Hanging over the grain markets the last few months have been two transportation issues that threatened to stall grain movements in the country.
First, we had the natural disaster of a very low water level in the Mississippi River system. Drought in the Midwest had contributed to the water at Memphis being 12 feet below normal, with 13 feet representing a complete stop to barge traffic.
The water levels had led to barges shipping at half of normal capacity, resulting in a backup of grain and higher freight costs. Barges going up the river with fertilizer were impacted in a similar way.
Then, we had the threatened national rail strike that impacted not just bulk freight, but also a high percentage of all manufacturing input and consumer goods. After the elections, it became clear that all of the 12 unions involved would not ratify the agreement that had been proposed. Consequently, Congress passed an emergency bill forcing the unions to accept the terms of the agreement.
So, we have dodged a couple of marketing bullets. The river has recharged to near-normal levels below Memphis. The end of the shipping period on the Northern River is at an end anyway, as it is time for it to begin to freeze up and prevent navigation. The rail system may be subject to some protest slow-downs, but it will be running.
While these two transportation issues have dominated thinking recently, futures markets have been weak. March corn futures lost 25 cents last week, with only slight recovery early this week.
As this was being written the morning of Dec. 6, March corn was at $6.42, up one and a quarter-cent. The last strong day was Nov. 15, when we gained a dime to $6.691⁄4. We put in a low Dec. 5 at $6.373/4.
Besides the transportation negatives, we have seen the second-lowest weekly exports of the current marketing year. We saw an EPA report on expected ethanol production that did not raise our expectations, although cellulosic biofuel showed large production expectations.
We will produce 630 million gallons from biomass this year and are now projected to be producing 2.13 billion gallons by 2025. Of course, this helps our renewable energy position, but it does not come directly from corn.
The slowdown in our economy and the shutdowns in China lead to reduced demand for gasoline and diesel. Drop the gas price, and you drop the value of the 10% by volume that is ethanol.
The one good piece of news in corn markets was the emphasis by Mexico that, yes, they will ban non-GMO corn in 2024 as was feared, but only in food.
Since our exports to Mexico are almost entirely #2YC, and the food corn is non-GMO, the fears of how we could resolve this issue with our largest corn trading partner have gone away.
It remains to be seen how the Dec. 2 WASDE report from the U.S. Department of Agriculture will affect markets, if at all. The market is expecting a bump in ending stocks, but we will have to wait to see.
The soybean markets did not see a drop like the corn markets. In fact, we actually saw January futures up 23⁄4 cents for last week. There, the markets were dominated by weather news from South America.
We had a good rain week for a change, and prospects now are for a 154 MMT Brazilian crop instead of the 125 of a drought-ravaged crop this last year. It should be noted that we are expecting a return to dry conditions. The dry area is more in Argentina than in Brazil, where there is talk of a switch to late corn with the dry conditions.
An interesting sidebar to the South American impact on markets is the effect of the Argentine decision to reinstate the special soybean exchange rate. The official rate is 165 pesos per dollar, but soybeans are traded at a rate of 230 pesos per dollar. This negates the drag on the market caused by the weak currency.
The temptation for farmers is to hold soybeans during periods of a weakening peso, as the beans become a sort of “hard currency” as long as they are in the bin. The special exchange rate gives farmers the ease to go ahead and sell.

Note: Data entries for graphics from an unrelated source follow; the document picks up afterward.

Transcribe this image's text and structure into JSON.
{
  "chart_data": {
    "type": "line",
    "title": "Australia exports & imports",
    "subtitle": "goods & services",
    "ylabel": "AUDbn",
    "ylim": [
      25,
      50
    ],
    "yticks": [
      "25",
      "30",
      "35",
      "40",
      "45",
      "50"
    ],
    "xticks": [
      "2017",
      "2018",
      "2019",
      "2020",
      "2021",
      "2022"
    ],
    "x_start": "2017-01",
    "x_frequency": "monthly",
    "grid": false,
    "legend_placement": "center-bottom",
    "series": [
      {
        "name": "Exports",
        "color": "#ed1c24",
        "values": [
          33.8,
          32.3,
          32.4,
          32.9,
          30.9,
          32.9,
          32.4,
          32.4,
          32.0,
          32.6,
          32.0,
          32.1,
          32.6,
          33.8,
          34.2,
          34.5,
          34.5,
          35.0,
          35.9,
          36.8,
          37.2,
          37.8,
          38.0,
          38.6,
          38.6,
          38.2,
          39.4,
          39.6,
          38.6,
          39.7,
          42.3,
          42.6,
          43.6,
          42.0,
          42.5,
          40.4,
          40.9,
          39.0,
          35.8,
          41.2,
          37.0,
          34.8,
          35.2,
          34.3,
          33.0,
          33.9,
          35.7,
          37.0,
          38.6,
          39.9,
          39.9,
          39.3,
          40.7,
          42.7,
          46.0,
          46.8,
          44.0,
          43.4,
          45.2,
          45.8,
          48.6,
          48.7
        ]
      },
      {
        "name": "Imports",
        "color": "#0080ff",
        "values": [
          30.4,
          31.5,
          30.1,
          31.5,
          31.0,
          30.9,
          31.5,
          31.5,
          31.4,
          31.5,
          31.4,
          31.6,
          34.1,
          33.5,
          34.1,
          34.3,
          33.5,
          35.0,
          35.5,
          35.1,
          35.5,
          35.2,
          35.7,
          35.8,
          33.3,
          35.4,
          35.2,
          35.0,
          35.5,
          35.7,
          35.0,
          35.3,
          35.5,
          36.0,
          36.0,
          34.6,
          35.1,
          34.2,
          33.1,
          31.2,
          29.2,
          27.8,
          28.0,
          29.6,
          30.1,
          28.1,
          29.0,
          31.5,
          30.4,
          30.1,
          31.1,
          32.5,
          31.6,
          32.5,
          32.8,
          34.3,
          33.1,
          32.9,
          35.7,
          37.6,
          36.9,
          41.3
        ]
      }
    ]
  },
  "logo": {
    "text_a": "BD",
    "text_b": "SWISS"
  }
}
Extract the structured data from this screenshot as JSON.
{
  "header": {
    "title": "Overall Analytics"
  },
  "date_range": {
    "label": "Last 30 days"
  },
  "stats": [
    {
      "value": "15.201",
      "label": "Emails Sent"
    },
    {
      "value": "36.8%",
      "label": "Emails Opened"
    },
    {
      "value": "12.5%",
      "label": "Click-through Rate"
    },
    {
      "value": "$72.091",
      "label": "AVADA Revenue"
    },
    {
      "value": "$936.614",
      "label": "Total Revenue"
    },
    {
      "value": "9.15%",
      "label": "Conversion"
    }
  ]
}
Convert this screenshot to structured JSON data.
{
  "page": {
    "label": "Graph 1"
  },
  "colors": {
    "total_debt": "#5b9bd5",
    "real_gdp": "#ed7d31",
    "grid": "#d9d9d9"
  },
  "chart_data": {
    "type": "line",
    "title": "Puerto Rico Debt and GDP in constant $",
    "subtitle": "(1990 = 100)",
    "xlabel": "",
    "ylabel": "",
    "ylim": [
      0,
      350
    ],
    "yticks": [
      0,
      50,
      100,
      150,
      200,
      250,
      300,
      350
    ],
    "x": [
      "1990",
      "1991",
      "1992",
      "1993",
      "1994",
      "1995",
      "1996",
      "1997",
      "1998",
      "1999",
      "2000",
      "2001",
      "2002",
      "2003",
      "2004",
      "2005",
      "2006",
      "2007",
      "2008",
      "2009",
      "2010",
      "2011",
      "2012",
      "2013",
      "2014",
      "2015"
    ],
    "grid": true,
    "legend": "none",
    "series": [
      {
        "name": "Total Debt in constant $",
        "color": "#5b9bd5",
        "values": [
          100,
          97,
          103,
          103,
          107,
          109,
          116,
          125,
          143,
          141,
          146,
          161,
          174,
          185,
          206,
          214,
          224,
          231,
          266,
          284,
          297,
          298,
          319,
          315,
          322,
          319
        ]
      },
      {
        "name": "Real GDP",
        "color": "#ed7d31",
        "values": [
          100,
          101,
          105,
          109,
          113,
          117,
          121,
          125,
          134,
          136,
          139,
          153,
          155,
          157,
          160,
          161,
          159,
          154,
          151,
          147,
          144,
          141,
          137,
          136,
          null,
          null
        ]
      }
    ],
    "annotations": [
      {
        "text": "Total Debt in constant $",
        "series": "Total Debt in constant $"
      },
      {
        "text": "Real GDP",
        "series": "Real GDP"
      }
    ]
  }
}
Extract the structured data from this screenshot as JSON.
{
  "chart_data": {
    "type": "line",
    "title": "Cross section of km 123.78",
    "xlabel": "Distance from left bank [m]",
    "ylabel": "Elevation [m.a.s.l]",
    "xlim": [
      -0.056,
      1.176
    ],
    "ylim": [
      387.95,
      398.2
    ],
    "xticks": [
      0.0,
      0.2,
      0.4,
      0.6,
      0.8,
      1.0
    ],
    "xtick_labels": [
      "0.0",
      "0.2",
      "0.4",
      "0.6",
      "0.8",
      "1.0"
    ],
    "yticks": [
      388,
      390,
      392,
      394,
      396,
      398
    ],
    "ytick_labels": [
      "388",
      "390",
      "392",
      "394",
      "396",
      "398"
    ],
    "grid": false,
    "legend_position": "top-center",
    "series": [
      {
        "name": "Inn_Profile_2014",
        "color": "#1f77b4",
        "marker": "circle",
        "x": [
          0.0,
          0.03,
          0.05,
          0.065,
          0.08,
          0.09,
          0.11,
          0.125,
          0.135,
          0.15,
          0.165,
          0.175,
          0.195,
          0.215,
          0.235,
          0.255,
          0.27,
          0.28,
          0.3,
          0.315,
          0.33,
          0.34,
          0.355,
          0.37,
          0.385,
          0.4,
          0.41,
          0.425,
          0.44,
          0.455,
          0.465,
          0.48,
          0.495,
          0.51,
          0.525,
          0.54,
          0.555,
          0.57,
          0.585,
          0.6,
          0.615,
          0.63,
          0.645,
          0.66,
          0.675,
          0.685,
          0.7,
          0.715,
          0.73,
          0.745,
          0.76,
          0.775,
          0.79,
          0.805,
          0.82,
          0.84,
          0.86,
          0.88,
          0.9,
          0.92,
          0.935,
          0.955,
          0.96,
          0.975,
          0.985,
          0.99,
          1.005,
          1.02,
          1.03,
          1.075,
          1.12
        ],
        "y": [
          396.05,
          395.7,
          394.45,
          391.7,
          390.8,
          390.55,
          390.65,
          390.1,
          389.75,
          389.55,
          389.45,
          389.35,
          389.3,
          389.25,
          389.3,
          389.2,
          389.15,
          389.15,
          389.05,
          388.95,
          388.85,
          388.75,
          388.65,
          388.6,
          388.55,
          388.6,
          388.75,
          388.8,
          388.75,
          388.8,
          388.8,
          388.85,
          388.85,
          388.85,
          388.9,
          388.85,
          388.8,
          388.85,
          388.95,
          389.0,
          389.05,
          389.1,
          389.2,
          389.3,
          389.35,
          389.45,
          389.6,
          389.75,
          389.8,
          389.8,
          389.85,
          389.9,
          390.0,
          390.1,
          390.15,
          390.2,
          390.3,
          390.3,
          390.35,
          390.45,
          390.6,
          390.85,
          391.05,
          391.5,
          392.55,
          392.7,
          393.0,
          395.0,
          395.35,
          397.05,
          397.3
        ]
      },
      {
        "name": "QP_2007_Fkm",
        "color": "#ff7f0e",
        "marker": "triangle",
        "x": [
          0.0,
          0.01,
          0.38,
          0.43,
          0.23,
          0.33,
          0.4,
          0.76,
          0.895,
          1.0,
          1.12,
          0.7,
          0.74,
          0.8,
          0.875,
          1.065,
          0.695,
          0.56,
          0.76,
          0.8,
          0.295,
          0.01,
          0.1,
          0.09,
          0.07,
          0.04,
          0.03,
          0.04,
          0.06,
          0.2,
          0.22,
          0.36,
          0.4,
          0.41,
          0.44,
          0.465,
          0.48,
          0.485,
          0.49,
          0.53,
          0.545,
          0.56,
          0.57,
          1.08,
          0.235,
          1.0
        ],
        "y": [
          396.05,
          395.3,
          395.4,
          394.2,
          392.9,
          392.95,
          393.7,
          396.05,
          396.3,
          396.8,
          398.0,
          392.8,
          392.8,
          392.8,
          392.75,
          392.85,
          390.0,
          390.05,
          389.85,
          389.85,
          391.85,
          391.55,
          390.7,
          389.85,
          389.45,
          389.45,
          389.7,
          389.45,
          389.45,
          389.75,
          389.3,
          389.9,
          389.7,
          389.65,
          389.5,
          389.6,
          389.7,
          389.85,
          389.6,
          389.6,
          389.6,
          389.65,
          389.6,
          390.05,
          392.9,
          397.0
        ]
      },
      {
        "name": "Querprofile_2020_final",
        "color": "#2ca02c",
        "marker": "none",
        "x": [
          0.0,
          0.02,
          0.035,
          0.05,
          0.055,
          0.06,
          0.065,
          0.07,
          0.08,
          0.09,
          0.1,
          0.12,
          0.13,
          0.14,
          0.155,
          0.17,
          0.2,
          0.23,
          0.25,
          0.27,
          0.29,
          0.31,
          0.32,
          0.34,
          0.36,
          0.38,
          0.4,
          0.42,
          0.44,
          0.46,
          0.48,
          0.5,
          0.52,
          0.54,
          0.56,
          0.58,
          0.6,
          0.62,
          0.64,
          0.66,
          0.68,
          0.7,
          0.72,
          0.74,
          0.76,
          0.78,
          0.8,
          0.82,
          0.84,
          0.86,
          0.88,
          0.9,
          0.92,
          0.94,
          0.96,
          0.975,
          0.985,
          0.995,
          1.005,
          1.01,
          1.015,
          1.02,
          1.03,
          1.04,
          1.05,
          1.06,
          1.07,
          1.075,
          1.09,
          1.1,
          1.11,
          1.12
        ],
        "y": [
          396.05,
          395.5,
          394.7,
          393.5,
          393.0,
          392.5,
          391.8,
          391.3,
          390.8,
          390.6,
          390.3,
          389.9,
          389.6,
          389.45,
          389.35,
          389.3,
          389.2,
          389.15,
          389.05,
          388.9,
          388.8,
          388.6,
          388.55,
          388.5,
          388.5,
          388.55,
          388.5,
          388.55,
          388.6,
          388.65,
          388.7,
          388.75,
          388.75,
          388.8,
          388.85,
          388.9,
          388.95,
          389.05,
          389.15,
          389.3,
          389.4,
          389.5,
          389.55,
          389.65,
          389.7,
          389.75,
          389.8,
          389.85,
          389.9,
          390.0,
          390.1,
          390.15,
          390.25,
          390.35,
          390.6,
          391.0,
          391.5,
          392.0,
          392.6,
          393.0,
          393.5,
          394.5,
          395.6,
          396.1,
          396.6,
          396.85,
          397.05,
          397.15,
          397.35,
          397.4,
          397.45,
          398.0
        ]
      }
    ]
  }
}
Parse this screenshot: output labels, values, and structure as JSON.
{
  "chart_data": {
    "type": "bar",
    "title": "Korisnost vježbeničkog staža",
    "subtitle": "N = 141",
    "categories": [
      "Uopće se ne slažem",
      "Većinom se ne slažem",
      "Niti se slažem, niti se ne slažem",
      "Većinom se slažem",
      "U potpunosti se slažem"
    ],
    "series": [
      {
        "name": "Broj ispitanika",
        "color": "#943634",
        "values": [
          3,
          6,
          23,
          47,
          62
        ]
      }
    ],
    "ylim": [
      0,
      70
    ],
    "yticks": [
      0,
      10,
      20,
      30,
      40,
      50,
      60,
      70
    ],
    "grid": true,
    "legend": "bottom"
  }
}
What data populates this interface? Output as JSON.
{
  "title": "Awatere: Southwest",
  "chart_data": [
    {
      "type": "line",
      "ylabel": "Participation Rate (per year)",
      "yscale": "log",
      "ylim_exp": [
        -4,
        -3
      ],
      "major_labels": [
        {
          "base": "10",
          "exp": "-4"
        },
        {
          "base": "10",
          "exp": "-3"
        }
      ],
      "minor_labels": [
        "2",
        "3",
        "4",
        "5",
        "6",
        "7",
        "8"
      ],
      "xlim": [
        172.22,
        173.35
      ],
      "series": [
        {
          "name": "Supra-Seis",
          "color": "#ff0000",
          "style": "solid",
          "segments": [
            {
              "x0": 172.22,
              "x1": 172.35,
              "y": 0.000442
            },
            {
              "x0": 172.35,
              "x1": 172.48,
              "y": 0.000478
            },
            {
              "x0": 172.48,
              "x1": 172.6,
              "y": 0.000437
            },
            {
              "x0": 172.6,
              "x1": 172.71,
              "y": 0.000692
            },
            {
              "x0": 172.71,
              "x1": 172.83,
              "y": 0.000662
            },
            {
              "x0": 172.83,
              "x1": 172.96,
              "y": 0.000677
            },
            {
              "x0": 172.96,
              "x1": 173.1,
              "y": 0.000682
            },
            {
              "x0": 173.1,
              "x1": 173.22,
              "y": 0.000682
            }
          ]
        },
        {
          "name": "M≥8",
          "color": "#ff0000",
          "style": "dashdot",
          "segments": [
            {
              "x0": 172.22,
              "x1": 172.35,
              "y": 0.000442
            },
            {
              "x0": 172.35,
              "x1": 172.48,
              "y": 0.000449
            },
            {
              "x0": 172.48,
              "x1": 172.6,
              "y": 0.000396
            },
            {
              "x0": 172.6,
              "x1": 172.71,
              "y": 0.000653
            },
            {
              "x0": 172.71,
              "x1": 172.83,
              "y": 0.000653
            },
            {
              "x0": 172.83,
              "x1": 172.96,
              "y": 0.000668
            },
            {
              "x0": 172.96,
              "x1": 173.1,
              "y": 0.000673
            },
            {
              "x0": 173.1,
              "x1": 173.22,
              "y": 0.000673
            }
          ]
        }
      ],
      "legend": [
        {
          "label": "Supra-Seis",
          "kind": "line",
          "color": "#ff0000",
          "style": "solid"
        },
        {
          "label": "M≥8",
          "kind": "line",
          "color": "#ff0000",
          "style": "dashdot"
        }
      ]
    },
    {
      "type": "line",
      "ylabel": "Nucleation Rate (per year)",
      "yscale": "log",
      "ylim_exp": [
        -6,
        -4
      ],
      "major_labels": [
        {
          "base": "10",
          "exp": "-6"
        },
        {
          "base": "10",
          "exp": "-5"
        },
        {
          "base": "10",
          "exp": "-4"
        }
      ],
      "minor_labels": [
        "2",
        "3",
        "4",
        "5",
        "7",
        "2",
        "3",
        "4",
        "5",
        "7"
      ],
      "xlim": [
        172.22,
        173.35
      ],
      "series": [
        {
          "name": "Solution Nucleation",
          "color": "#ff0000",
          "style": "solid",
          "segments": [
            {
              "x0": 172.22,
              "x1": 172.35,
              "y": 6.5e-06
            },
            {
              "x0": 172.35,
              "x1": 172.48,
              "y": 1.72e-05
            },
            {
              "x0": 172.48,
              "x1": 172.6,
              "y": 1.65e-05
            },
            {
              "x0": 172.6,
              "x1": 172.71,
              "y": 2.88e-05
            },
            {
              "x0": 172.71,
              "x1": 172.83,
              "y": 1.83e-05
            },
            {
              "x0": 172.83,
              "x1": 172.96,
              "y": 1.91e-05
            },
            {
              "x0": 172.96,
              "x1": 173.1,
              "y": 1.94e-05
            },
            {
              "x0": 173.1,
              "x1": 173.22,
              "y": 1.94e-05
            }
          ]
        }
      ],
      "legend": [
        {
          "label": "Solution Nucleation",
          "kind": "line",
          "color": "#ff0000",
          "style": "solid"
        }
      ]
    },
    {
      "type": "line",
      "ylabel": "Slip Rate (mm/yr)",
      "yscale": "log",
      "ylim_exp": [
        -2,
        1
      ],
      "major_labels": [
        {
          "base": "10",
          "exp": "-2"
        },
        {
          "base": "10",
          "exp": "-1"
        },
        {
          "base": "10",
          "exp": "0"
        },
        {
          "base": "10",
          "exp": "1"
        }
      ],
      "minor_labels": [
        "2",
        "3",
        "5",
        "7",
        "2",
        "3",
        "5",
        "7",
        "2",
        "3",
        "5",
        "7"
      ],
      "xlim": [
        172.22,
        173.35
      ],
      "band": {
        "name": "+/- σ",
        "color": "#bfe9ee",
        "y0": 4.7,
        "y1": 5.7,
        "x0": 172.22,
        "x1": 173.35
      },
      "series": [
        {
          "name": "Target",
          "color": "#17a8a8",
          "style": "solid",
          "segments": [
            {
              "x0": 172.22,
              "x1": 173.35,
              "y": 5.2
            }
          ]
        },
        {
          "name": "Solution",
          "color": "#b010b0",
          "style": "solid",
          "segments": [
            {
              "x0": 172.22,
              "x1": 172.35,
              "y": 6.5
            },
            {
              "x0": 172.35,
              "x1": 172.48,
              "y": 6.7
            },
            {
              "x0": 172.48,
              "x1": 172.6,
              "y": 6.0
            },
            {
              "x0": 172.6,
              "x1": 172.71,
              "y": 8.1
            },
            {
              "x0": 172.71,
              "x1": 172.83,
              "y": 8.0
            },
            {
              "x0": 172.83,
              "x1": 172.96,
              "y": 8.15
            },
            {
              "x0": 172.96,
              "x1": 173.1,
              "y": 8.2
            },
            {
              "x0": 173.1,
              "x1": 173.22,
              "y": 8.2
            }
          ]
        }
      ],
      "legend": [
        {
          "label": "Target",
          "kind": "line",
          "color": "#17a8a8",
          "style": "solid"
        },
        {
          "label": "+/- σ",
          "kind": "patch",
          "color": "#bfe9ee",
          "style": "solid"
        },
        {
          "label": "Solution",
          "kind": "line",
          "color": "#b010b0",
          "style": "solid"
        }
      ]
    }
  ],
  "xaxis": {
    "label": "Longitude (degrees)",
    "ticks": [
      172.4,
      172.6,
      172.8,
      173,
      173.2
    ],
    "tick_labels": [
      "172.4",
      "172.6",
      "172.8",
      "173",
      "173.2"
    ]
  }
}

China’s purchases are a matter of speculation this year. Will we see decreased demand for soy products in China with the COVID lockdowns, or will the Chinese be committed to the current diet? In either case, they will switch origins to South America when the crop becomes available, so the fact that we seem to be having good exports may not last forever. Last year, with the drought, China bought from us later than normal.
Chicago wheat lost 36 cents last week, continuing a pattern of lower Friday closes than Monday opens that has lasted for nine weeks now.
March futures are currently trading at $7.641⁄2, up three and a half cents. Wheat prices have been sick since September, and the market seems to ignore Ukrainian problems.
We are having real production problems in the heart of the Great Plains, with continued drought. The market can’t ignore this forever, although the WASDE report may show that other parts of the world are doing well.